Despite state-backed efforts, there is little evidence that knowledge-based industries have taken hold in Qatar amid a surging construction sector, according to a newly released government report.
Knowledge-based businesses are generally those in the high-tech, creative and other sectors that are dependent on intellectual capital and require well-educated and highly motivated people.
It’s a sought-after sector by governments around the world because it employs highly-paid professionals and generates wealth through exports.
Qatar’s economy is largely dependent on oil and gas – non-renewable resources that will eventually run out.

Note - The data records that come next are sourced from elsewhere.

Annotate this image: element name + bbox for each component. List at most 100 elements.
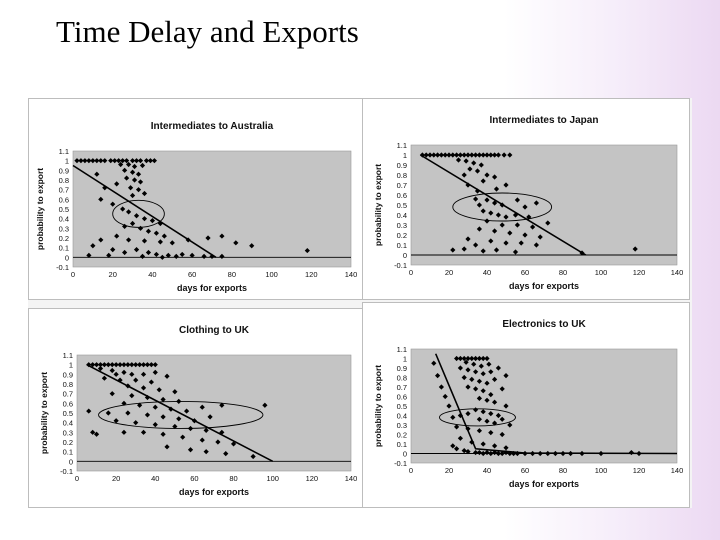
data-point bbox=[522, 232, 528, 238]
trend-line bbox=[72, 164, 217, 259]
data-point bbox=[474, 168, 481, 174]
data-point bbox=[461, 355, 467, 362]
data-point bbox=[145, 249, 152, 256]
data-point bbox=[503, 214, 509, 220]
data-point bbox=[94, 171, 100, 177]
data-point bbox=[465, 152, 471, 158]
data-point bbox=[135, 171, 142, 177]
y-tick-label: 1 bbox=[403, 355, 407, 364]
y-tick-label: 0.4 bbox=[59, 215, 69, 224]
data-point bbox=[484, 197, 490, 203]
data-point bbox=[153, 230, 159, 236]
data-point bbox=[503, 445, 509, 451]
data-point bbox=[493, 247, 500, 253]
chart-panel-australia: Intermediates to Australia -0.1 0 0.1 0.2 0.3… bbox=[28, 98, 364, 300]
data-point bbox=[131, 163, 138, 170]
data-point bbox=[187, 447, 194, 453]
data-point bbox=[507, 230, 513, 236]
data-point bbox=[495, 450, 501, 457]
data-point bbox=[492, 174, 498, 180]
y-tick-label: 0.3 bbox=[63, 428, 73, 437]
data-point bbox=[141, 238, 148, 244]
x-tick-label: 80 bbox=[228, 270, 236, 279]
y-tick-label: 0.4 bbox=[397, 211, 407, 220]
data-point bbox=[250, 453, 256, 460]
data-point bbox=[78, 158, 84, 164]
data-point bbox=[114, 181, 120, 187]
y-tick-label: 0.4 bbox=[397, 412, 407, 421]
x-tick-label: 60 bbox=[521, 466, 529, 475]
data-point bbox=[484, 152, 490, 158]
y-tick-label: 0.6 bbox=[63, 399, 73, 408]
data-point bbox=[514, 197, 520, 203]
y-tick-label: 0.2 bbox=[63, 438, 73, 447]
y-tick-label: 1.1 bbox=[59, 147, 69, 156]
data-point bbox=[262, 402, 268, 408]
trend-line bbox=[86, 363, 274, 463]
x-tick-label: 140 bbox=[345, 474, 358, 483]
x-axis-label: days for exports bbox=[509, 479, 579, 489]
y-axis-label: probability to export bbox=[39, 372, 49, 454]
data-point bbox=[117, 377, 123, 383]
data-point bbox=[499, 431, 505, 438]
highlight-ellipse bbox=[98, 400, 264, 429]
y-tick-label: 0.3 bbox=[59, 224, 69, 233]
data-point bbox=[493, 186, 500, 192]
data-point bbox=[438, 384, 444, 390]
data-point bbox=[116, 158, 122, 164]
data-point bbox=[101, 375, 107, 381]
data-point bbox=[160, 431, 166, 437]
x-tick-label: 140 bbox=[671, 466, 684, 475]
data-point bbox=[127, 185, 134, 191]
data-point bbox=[151, 158, 158, 164]
x-tick-label: 20 bbox=[445, 466, 453, 475]
data-point bbox=[135, 187, 142, 193]
data-point bbox=[492, 152, 498, 158]
x-tick-label: 120 bbox=[633, 268, 646, 277]
y-tick-label: 0.5 bbox=[397, 402, 407, 411]
y-tick-label: 0.2 bbox=[59, 234, 69, 243]
x-tick-label: 40 bbox=[148, 270, 156, 279]
data-point bbox=[632, 246, 638, 252]
y-tick-label: 0.9 bbox=[397, 161, 407, 170]
chart-title: Intermediates to Australia bbox=[151, 121, 274, 132]
data-point bbox=[122, 167, 128, 173]
chart-title: Electronics to UK bbox=[502, 319, 586, 330]
data-point bbox=[233, 240, 239, 246]
data-point bbox=[143, 158, 150, 164]
data-point bbox=[179, 251, 185, 258]
y-tick-label: 0.6 bbox=[397, 191, 407, 200]
data-point bbox=[141, 216, 148, 222]
data-point bbox=[446, 152, 452, 158]
x-tick-label: 20 bbox=[109, 270, 117, 279]
data-point bbox=[495, 152, 501, 158]
y-tick-label: 1 bbox=[403, 151, 407, 160]
data-point bbox=[82, 158, 88, 164]
data-point bbox=[469, 355, 475, 362]
x-tick-label: 140 bbox=[345, 270, 358, 279]
scatter-chart-australia: Intermediates to Australia-0.100.10.20.3… bbox=[35, 121, 358, 293]
data-point bbox=[133, 158, 140, 164]
data-point bbox=[230, 441, 237, 447]
data-point bbox=[501, 152, 507, 158]
data-point bbox=[484, 355, 490, 362]
data-point bbox=[129, 169, 136, 175]
figure-container: Intermediates to Australia -0.1 0 0.1 0.2 0.3… bbox=[28, 98, 692, 508]
data-point bbox=[474, 188, 481, 194]
x-tick-label: 40 bbox=[151, 474, 159, 483]
data-point bbox=[125, 410, 131, 416]
data-point bbox=[90, 158, 96, 164]
data-point bbox=[126, 161, 132, 168]
data-point bbox=[495, 365, 501, 371]
data-point bbox=[86, 158, 92, 164]
data-point bbox=[205, 235, 211, 241]
x-tick-label: 60 bbox=[521, 268, 529, 277]
data-point bbox=[465, 367, 471, 373]
y-axis-label: probability to export bbox=[35, 168, 45, 250]
x-axis-label: days for exports bbox=[177, 283, 247, 293]
data-point bbox=[137, 158, 144, 164]
data-point bbox=[442, 393, 448, 400]
highlight-ellipse bbox=[112, 199, 165, 228]
y-tick-label: 0.4 bbox=[63, 419, 73, 428]
data-point bbox=[499, 450, 505, 457]
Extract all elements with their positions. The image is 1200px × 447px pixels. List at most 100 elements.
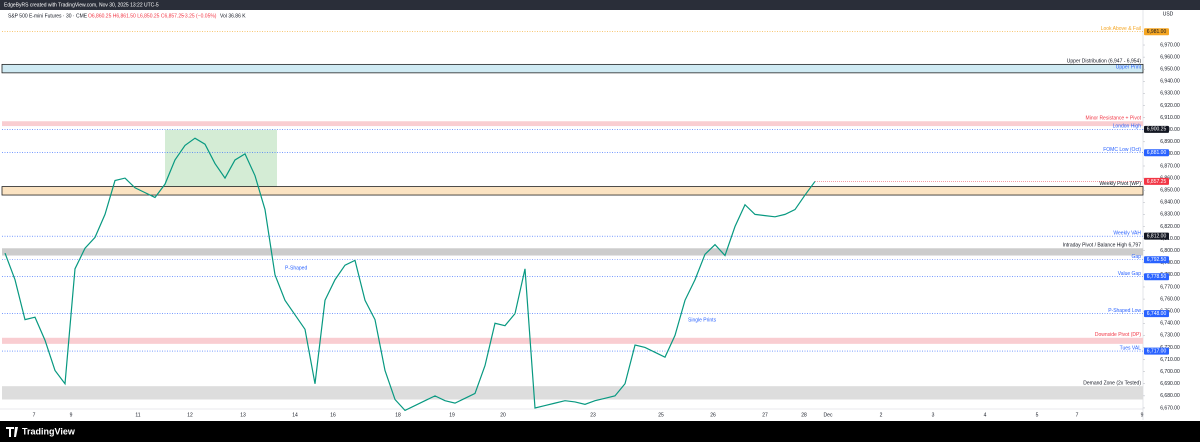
price-tick-label: 6,830.00 [1160, 212, 1180, 218]
last-price-label: 6,857.25 [1147, 179, 1167, 185]
time-label: 27 [762, 412, 768, 418]
time-label: 5 [1036, 412, 1039, 418]
price-tag-label: 6,981.00 [1147, 29, 1167, 35]
price-tick-label: 6,850.00 [1160, 188, 1180, 194]
price-tick-label: 6,820.00 [1160, 224, 1180, 230]
time-label: 4 [984, 412, 987, 418]
price-line [4, 137, 816, 412]
attribution: EdgeByRS created with TradingView.com, N… [4, 2, 159, 8]
time-label: 3 [932, 412, 935, 418]
zone-sublabel: Upper Print [1116, 65, 1142, 71]
time-label: 7 [1076, 412, 1079, 418]
price-tag [1144, 273, 1169, 281]
time-label: 26 [710, 412, 716, 418]
legend-symbol: S&P 500 E-mini Futures · 30 · CME [8, 13, 88, 19]
zone-label: Demand Zone (2x Tested) [1083, 381, 1141, 387]
time-label: 23 [590, 412, 596, 418]
price-tick-label: 6,740.00 [1160, 321, 1180, 327]
price-tick-label: 6,680.00 [1160, 393, 1180, 399]
price-tag-label: 6,717.00 [1147, 348, 1167, 354]
plot-area [0, 10, 1143, 420]
layer-zones: Upper Distribution (6,947 - 6,954)Upper … [1, 59, 1144, 400]
brand-name[interactable]: TradingView [22, 426, 76, 436]
layer-axis: 6,670.00 6,680.00 6,690.00 6,700.00 6,710.00… [33, 28, 1180, 418]
price-tag-label: 6,900.25 [1147, 127, 1167, 133]
zone-label: Upper Distribution (6,947 - 6,954) [1067, 59, 1142, 65]
level-label: London High [1113, 124, 1142, 130]
price-tag [1144, 310, 1169, 318]
price-tag [1144, 125, 1169, 133]
time-label: Dec [824, 412, 833, 418]
zone [2, 337, 1143, 344]
price-tick-label: 6,900.00 [1160, 127, 1180, 133]
zone [2, 248, 1143, 256]
time-label: 12 [187, 412, 193, 418]
currency: USD [1163, 11, 1174, 17]
zone [1, 186, 1144, 196]
level-label: Weekly VAH [1113, 230, 1141, 236]
time-label: 18 [395, 412, 401, 418]
zone-label: Downside Pivot (DP) [1095, 332, 1141, 338]
price-tick-label: 6,750.00 [1160, 309, 1180, 315]
time-label: 7 [33, 412, 36, 418]
price-tick-label: 6,940.00 [1160, 79, 1180, 85]
price-tag [1144, 347, 1169, 355]
price-tick-label: 6,780.00 [1160, 272, 1180, 278]
time-label: 9 [70, 412, 73, 418]
time-label: 25 [658, 412, 664, 418]
price-tick-label: 6,700.00 [1160, 369, 1180, 375]
zone [2, 121, 1143, 127]
level-label: FOMC Low (Oct) [1103, 147, 1141, 153]
price-tick-label: 6,840.00 [1160, 200, 1180, 206]
price-tick-label: 6,950.00 [1160, 67, 1180, 73]
price-tag [1144, 28, 1169, 36]
price-tick-label: 6,670.00 [1160, 405, 1180, 411]
price-tag-label: 6,778.50 [1147, 274, 1167, 280]
zone-label: Weekly Pivot (WP) [1099, 181, 1141, 187]
price-tag-label: 6,812.00 [1147, 233, 1167, 239]
price-tag-label: 6,792.50 [1147, 257, 1167, 263]
annotation: P-Shaped [285, 265, 307, 271]
time-label: 28 [801, 412, 807, 418]
last-price-tag [1144, 177, 1169, 185]
price-tick-label: 6,930.00 [1160, 91, 1180, 97]
price-tag-label: 6,748.00 [1147, 311, 1167, 317]
price-tag-label: 6,881.00 [1147, 150, 1167, 156]
time-label: 11 [135, 412, 140, 418]
level-label: Look Above & Fail [1101, 26, 1141, 32]
zone [2, 386, 1143, 400]
price-tick-label: 6,730.00 [1160, 333, 1180, 339]
time-label: 9 [1141, 412, 1144, 418]
level-label: Tues VAL [1120, 345, 1142, 351]
price-tick-label: 6,770.00 [1160, 284, 1180, 290]
price-tick-label: 6,890.00 [1160, 139, 1180, 145]
level-label: P-Shaped Low [1108, 308, 1141, 314]
price-tick-label: 6,790.00 [1160, 260, 1180, 266]
top-bar [0, 0, 1200, 10]
brand-logo [6, 427, 18, 437]
price-tick-label: 6,870.00 [1160, 163, 1180, 169]
time-label: 14 [292, 412, 298, 418]
zone [1, 63, 1144, 74]
price-tick-label: 6,810.00 [1160, 236, 1180, 242]
price-tick-label: 6,760.00 [1160, 296, 1180, 302]
time-label: 16 [330, 412, 336, 418]
price-tick-label: 6,690.00 [1160, 381, 1180, 387]
price-tick-label: 6,710.00 [1160, 357, 1180, 363]
layer-price: P-Shaped Single Prints [4, 137, 1143, 412]
price-tag [1144, 256, 1169, 264]
price-tag [1144, 232, 1169, 240]
time-label: 13 [240, 412, 246, 418]
legend-ohlc: O6,860.25 H6,861.50 L6,850.25 C6,857.25 [88, 13, 184, 19]
price-tick-label: 6,800.00 [1160, 248, 1180, 254]
legend-volume: Vol 36.86 K [220, 13, 246, 19]
level-label: Gap [1132, 254, 1142, 260]
time-label: 20 [500, 412, 506, 418]
time-label: 2 [880, 412, 883, 418]
price-tick-label: 6,910.00 [1160, 115, 1180, 121]
annotation: Single Prints [688, 317, 717, 323]
legend-change: −3.25 (−0.05%) [182, 13, 217, 19]
price-tick-label: 6,880.00 [1160, 151, 1180, 157]
price-tick-label: 6,970.00 [1160, 42, 1180, 48]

Government officials are attempting to diversify into several areas by funding entrepreneurship programs, creating space for high-tech firms in the Qatar Science & Technology Park and churning out graduates from universities within Qatar Foundation’s Education City.
However, the proportion of highly skilled workers within the country’s population actually declined between 2008 and 2012, according to the Ministry of Development Planning and Statistics (MDPS).
While the breakdown and growth of each sector is not known, young entrepreneurs have previously complained that onerous regulations make starting a business in Qatar difficult.
Meanwhile, the International Monetary Fund (IMF) has previously warned that the negative media attention surrounding the country’s human rights record may be making it more difficult for local employers to attract expats.
Construction, real estate and financial services are expected to drive Qatar’s economic growth this year as oil production declines and natural gas extraction levels remain unchanged.
The country’s economy is expected to expand 6.3 percent in 2014, down from 6.5 percent last year, according to the ministry. Despite the small decrease, that pace of growth is still more than three times what the IMF forecasts for the US and nearly two percentage points higher than the fund’s outlook for the UAE.
Next year, Qatar’s economic expansion is expected to accelerate again with the opening of the new Barzan gas plant, which is expected to help push gross domestic product (GDP) up 7.8 percent next year.
Inflation, meanwhile, is expected to remain modest with consumer prices increasing 3 percent in 2014, down from an increase of 3.1 percent last year, driven by higher housing, entertainment and recreation costs.
The government’s figures are slightly rosier than the consensus estimates of private-sector economists, who predict marginally lower economic growth (5.9 percent) and moderately higher inflation (3.7 percent).
Amid a pledge from Qatar’s new Emir to reduce inefficiencies, government expenditures declined 1 percent last year. It’s the first time in at least five years that spending has declined and follows a 15.1 percent rise in expenditures in 2012-13.
Last year’s decrease came despite an increase in capital spending and a 14.6 percent increase in government wages and salaries.
The report attributed the savings to a restructuring of several government ministries as well as lower interest payments on government debt. Nevertheless, government expenditures in 2013-14 were 11 percent higher than budgeted, largely due to unplanned foreign grants to governments and other organizations.
While the report does not provide any specifics, Qatar frequently uses its wealth to bolster the finances of its regional neighbors, such as a $150 million grant given to the Palestinian Authority in late 2013.
The ministry’s report does not explicitly state the size of the government’s fiscal surplus, it pegs it at 12.6 percent of nominal GDP, which works out to US$25.52 billion.
This is in part because the government assumes oil will sell for $65 a barrel in its budget, even though the actual price hovers around $100. Furthermore, this year’s books were boosted by an accounting change that now combines Qatar Petroleum’s surplus with the government’s general finances.